To find the answers to these questions, we simulate the responses of different plant species to changes in their environment.
How do UK peatlands respond to climate change?
This project aims to predict the responses of plant species in UK peatlands, particularly bryophytes, to climate change.
UK peatlands are huge carbon stores made up of waterlogged soils full of dead or decaying plant matter. We identified peat bog areas in Scotland vulnerable to increased drying under future climate scenarios. The carbon emitted from drying peat bogs can be greater than the carbon captured by the trees that colonize them.
Informing peatland management
We want to know how different land management decisions impact on the future distribution and status of peat bog plant species. This information will help manage competing land-use requirements by advising where it would be possible to increase woodland cover while maintaining the quality and extent of peatland.
Our work also investigates the susceptibility of peat bogs to colonization by invasive species, such as birch, spruce and rhododendron.

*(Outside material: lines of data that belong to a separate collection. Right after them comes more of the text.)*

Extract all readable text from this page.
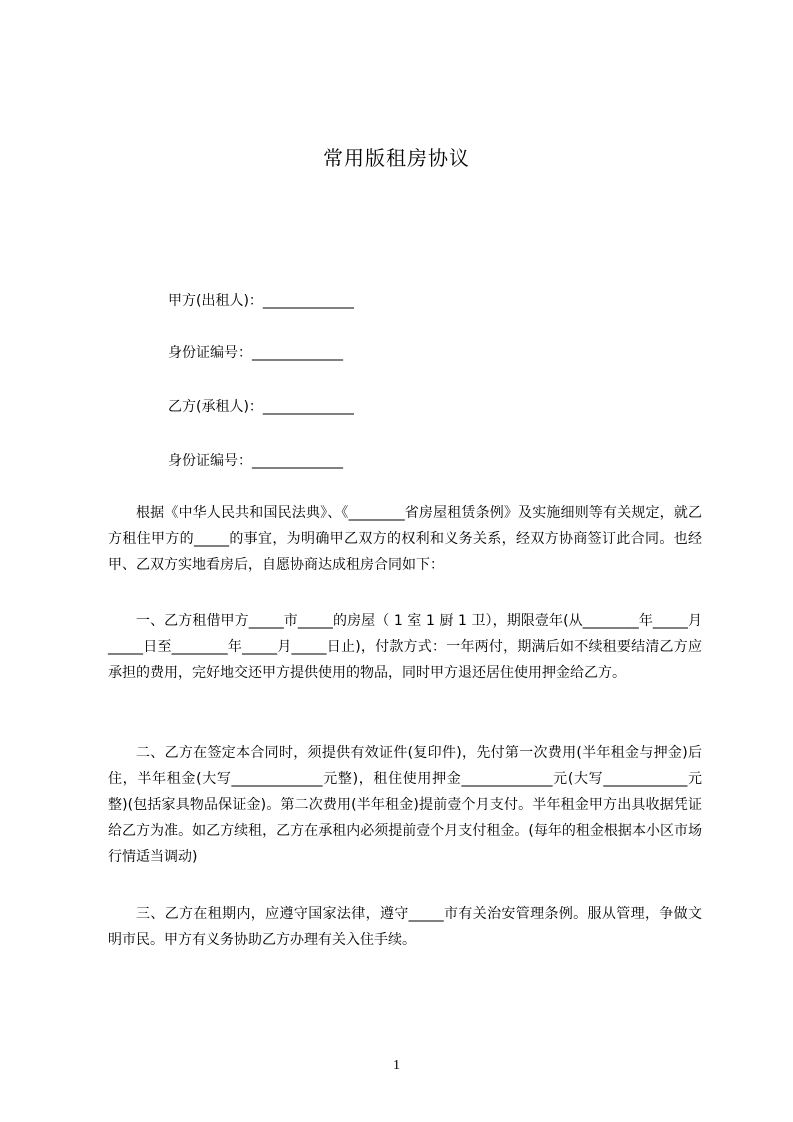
常用版租房协议
甲方(出租人)：_____________
身份证编号：_____________
乙方(承租人)：_____________
身份证编号：_____________

根据《中华人民共和国民法典》、《________省房屋租赁条例》及实施细则等有关规定，就乙方租住甲方的_____的事宜，为明确甲乙双方的权利和义务关系，经双方协商签订此合同。也经甲、乙双方实地看房后，自愿协商达成租房合同如下：

一、乙方租借甲方_____市_____的房屋（ 1 室 1 厨 1 卫），期限壹年(从________年_____月_____日至________年_____月_____日止)，付款方式：一年两付，期满后如不续租要结清乙方应承担的费用，完好地交还甲方提供使用的物品，同时甲方退还居住使用押金给乙方。

二、乙方在签定本合同时，须提供有效证件(复印件)，先付第一次费用(半年租金与押金)后住，半年租金(大写_____________元整)，租住使用押金_____________元(大写____________元整)(包括家具物品保证金)。第二次费用(半年租金)提前壹个月支付。半年租金甲方出具收据凭证给乙方为准。如乙方续租，乙方在承租内必须提前壹个月支付租金。(每年的租金根据本小区市场行情适当调动)

三、乙方在租期内，应遵守国家法律，遵守_____市有关治安管理条例。服从管理，争做文明市民。甲方有义务协助乙方办理有关入住手续。

1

We are collaborating with colleagues at the Universities of Glasgow and Edinburgh and with Peatland ACTION, a Scottish-based NGO working with Scottish Natural Heritage (SNH).
Peat bogs in a changing climate
We identified peat bog areas in Scotland vulnerable to increased drying under future climate scenarios.
The importance of functional diversity for ecological stability
To demonstrate the importance of functional diversity for ecological stability, we will extract plant trait information from taxonomic literature for UK species. We will use this, along with non-taxonomic traits such as growth rates and dispersal distances, to capture species-level dynamics in growth, competition and dispersal between species and predict their occurrence now using additional soil cover and land-use data for the UK and in response to future changes in climate.
The aim is to determine the measurable threshold for net negative or positive biodiversity change that can be detected by various measures of biodiversity, in the presence of the stochastic noise inherent in any biological system.
We will use available distribution data for UK plant species to test predictions of their occurrence, and the impact of planned and expected land-use and climate change to guide future decision making.